SUBJECTIVE AUDIO Ltd: The great sounds; Radford, Spectral, Lecson, Infinity, SoundLabs, JBL Century, Beveridge, Beard and more

Neil McCauley asks Howard Popeck:

What were the best reproduced sounds you ever heard in the early days?

Not easy to answer. Depends on one’s definition of best. If you take just listenability i.e. the customer’s sound is so good right now that I'm not going to unpack my demo gear, then it would have to be the Radford ST-25 into Quad 57s. And the same amp into LS3/5a speakers. It’s worth bearing in mind that we didn’t stock Radford or Quad 57’s. In terms of sheer impact, without too much attention to accuracy, well Ricardo (MD of Absolute Sounds) once played me that ‘Two Tribes’ 12” from ‘Frankie Goes to Hollywood’ on his giant SoundLab electrostatics driven by Jadis and Goldmund front end. Awesome, truly awesome. For delicacy, balance, details it would have to be the Beveridge SW2-2 full range line-source electrostatic. For visceral slam and an all enveloping experience, Infinity IRS. No doubt about it.

Closer to home, the Meridian M2 speakers for their size were truly amazing. An utterly brilliant design, both acoustically and visually. My own Meridian M1s, which I still use, driven by my spectral DMC-12 preamp and my old Trio KT917 tuner – listening to a live Radio 3 classical concert. Goose pimple time. And then there’s those combinations I mentioned earlier – the magical ones.

More, more!

You’ve got me going now. Lecson HL1 horn speakers. My own JBL Century L100 speakers. Still got ‘em, still working. Spendor BC3s on classical music. What a design. Some of the IMF speakers and nearly all of the TDL range. The Magneplanar MG3a. We sold loads of those, even at £3k in the mid 1980s. Once a customer bought those, well you’d kiss ‘em good-bye as far as speaker upgrades were concerned. The small Magneplanar SMGa speakers were great, specially in the black and chrome finish.

Apogee Scintilla. Real amp destroyers they were, but what a sound. Phenomenal. Possibly, no probably one of the greatest speakers ever built. We used to sell them either with 4 mono Krell power amps and once, with Beard mono P100 power amps. You looked at the Beards and you’d think, no way – no way. But those mono amps were something really special. That guy made really great power amps. His preamps weren’t too clever though.

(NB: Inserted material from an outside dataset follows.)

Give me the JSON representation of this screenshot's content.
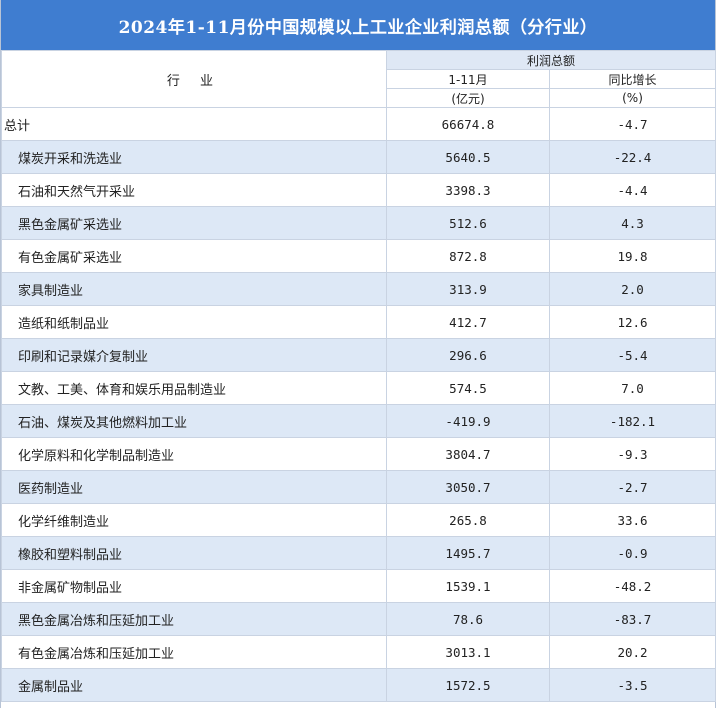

The Krell KSA-50. what a breath of fresh air. A cast-iron classic. No doubt about it. Frankly, my view is Krell built bigger, but never better. There was a real magic to that specific model. If I could find one today I’d probably buy it. Levinson Ml-6a and ML-7 preamps. A giant 4-box Krell preamp I can’t remember the model number of. That was a great bit of kit, that was.

And the worst?

Well, I never got on with Linn speakers. Maybe because I didn’t have Naim amps. But I thought the Sara Mk1 speakers were a disaster and the Kan Mk1s even worse. I didn’t really like the Meridian M3s either, but that’s probably because we drove them too hard. Some of John Michell’s more exotic turntable designs, the Prisma for example, looked great but sounded average. He really got it right though with the Gyro and Orbe.

Your attitude to Linn is what – ambivalent?

It was back then. These days though .... Ivor and I get on very well.

Do you want to enlarge on that?

Not right now, no.

Thanks Howard

And thank you Neil for dragging me down memory lane to re-visit the good bits!